Though famous and important monasteries and temples that survived the Cultural Revolution were rebuilt and abbots reinstalled, these famous Chinese temples notoriously charge entrance fees, and are viewed as little more than a tourist cash machine by the local authorities. One well-known example is in the iconic Shaolin monastery of Dengfeng, which hosts kung fun spectacles and bikini beauty pageants and sells its name for hotels and cars to use as a brand.

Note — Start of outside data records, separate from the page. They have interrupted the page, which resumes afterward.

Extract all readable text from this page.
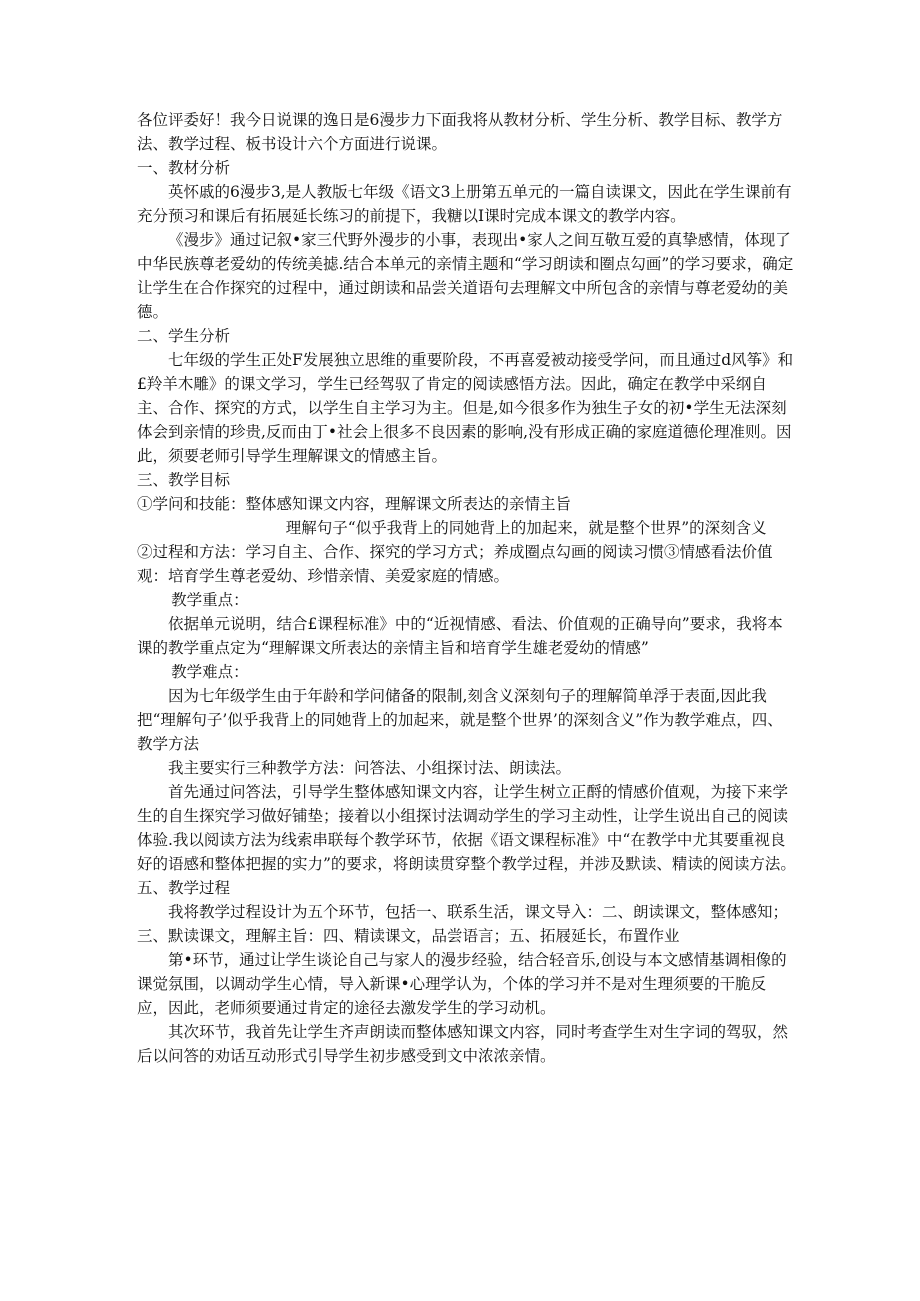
各位评委好！我今日说课的逸日是6漫步力下面我将从教材分析、学生分析、教学目标、教学方法、教学过程、板书设计六个方面进行说课。

一、教材分析

英怀戚的6漫步3,是人教版七年级《语文3上册第五单元的一篇自读课文，因此在学生课前有充分预习和课后有拓展延长练习的前提下，我糖以I课时完成本课文的教学内容。

《漫步》通过记叙•家三代野外漫步的小事，表现出•家人之间互敬互爱的真挚感情，体现了中华民族尊老爱幼的传统美摅.结合本单元的亲情主题和“学习朗读和圈点勾画”的学习要求，确定让学生在合作探究的过程中，通过朗读和品尝关道语句去理解文中所包含的亲情与尊老爱幼的美德。

二、学生分析

七年级的学生正处F发展独立思维的重要阶段，不再喜爱被动接受学问，而且通过d风筝》和£羚羊木雕》的课文学习，学生已经驾驭了肯定的阅读感悟方法。因此，确定在教学中采纲自主、合作、探究的方式，以学生自主学习为主。但是,如今很多作为独生子女的初•学生无法深刻体会到亲情的珍贵,反而由丁•社会上很多不良因素的影响,没有形成正确的家庭道德伦理准则。因此，须要老师引导学生理解课文的情感主旨。

三、教学目标

①学问和技能：整体感知课文内容，理解课文所表达的亲情主旨

理解句子“似乎我背上的同她背上的加起来，就是整个世界”的深刻含义

②过程和方法：学习自主、合作、探究的学习方式；养成圈点勾画的阅读习惯③情感看法价值观：培育学生尊老爱幼、珍惜亲情、美爱家庭的情感。

教学重点：

依据单元说明，结合£课程标准》中的“近视情感、看法、价值观的正确导向”要求，我将本课的教学重点定为“理解课文所表达的亲情主旨和培育学生雄老爱幼的情感”

教学难点：

因为七年级学生由于年龄和学问储备的限制,刻含义深刻句子的理解简单浮于表面,因此我把“理解句子’似乎我背上的同她背上的加起来，就是整个世界’的深刻含义”作为教学难点，四、教学方法

我主要实行三种教学方法：问答法、小组探讨法、朗读法。

首先通过问答法，引导学生整体感知课文内容，让学生树立正酹的情感价值观，为接下来学生的自生探究学习做好铺垫；接着以小组探讨法调动学生的学习主动性，让学生说出自己的阅读体验.我以阅读方法为线索串联每个教学环节，依据《语文课程标准》中“在教学中尤其要重视良好的语感和整体把握的实力”的要求，将朗读贯穿整个教学过程，并涉及默读、精读的阅读方法。

五、教学过程

我将教学过程设计为五个环节，包括一、联系生活，课文导入：二、朗读课文，整体感知；三、默读课文，理解主旨：四、精读课文，品尝语言；五、拓屐延长，布置作业

第•环节，通过让学生谈论自己与家人的漫步经验，结合轻音乐,创设与本文感情基调相像的课觉氛围，以调动学生心情，导入新课•心理学认为，个体的学习并不是对生理须要的干脆反应，因此，老师须要通过肯定的途径去激发学生的学习动机。

其次环节，我首先让学生齐声朗读而整体感知课文内容，同时考查学生对生字词的驾驭，然后以问答的劝话互动形式引导学生初步感受到文中浓浓亲情。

This stands in sharp contrast to Taiwan where people can enter temples freely as they make up an integral part of local culture and tradition.
Worthy of veneration?
Quoting the "Party Guidelines on Political Life in the Party under the New Situation," a major document approved by President Xi Jinping last year, Wang Zuoan reiterated the atheistic doctrine of the party and launched a subtle warning: "With a large number of believers, religions possess distinctive group characteristics and manifest a wide range of social impacts that no country or party could neglect."
It is no wonder, from this point of view, that any public group that risks becoming a force potentially challenging to Party leaders' supremacy is to be cracked down upon, hard and fast. The followers of Falun Gong, the most persecuted faith group in China over the past two decades, can attest to this. First developed in the early 1990s, and rapidly spread throughout the Chinese diaspora, followers of this Chinese faith, which is mainly composed of the practice of qigong and meditation, were ferociously rounded up and crushed under the instruction of the then party secretary General Jiang Zemin, in July 20, 1999.
"We should insist to acknowledge and treat religions from the position, viewpoint and method of Marxism."
According to the Epoch Times, over the past 18 years, more than 4,000 Falun Gong practitioners in China have been killed, while hundreds of thousands of others were detained and sent to re-education camps, tortured and disabled, or sent to psychiatric hospitals.
Addressing party members in a speech last year, Xi Jinping declared: "We should insist to acknowledge and treat religions from the position, viewpoint and method of Marxism."
Reflecting back on that first visit to mainland China, and the latest headlines, the most basic question is worth asking again: Why is it so important for the Chinese Communist Party to crack down on individual faith? It seems that, well, any deity poses a problem of "competition". The Epoch Times spoke with Richard Chu, a former Asian Studies professor from the Rochester Institute of Technology: "After 1949," Chu noted, "Mao Zedong became a savior to be worshipped by the people. The Communist Party says people should avoid any superstitions. Yet Mao replaced both the Bodhisattva and Jesus." The veneration of Mao may have faded, but perhaps Xi worship is supposed to take its place.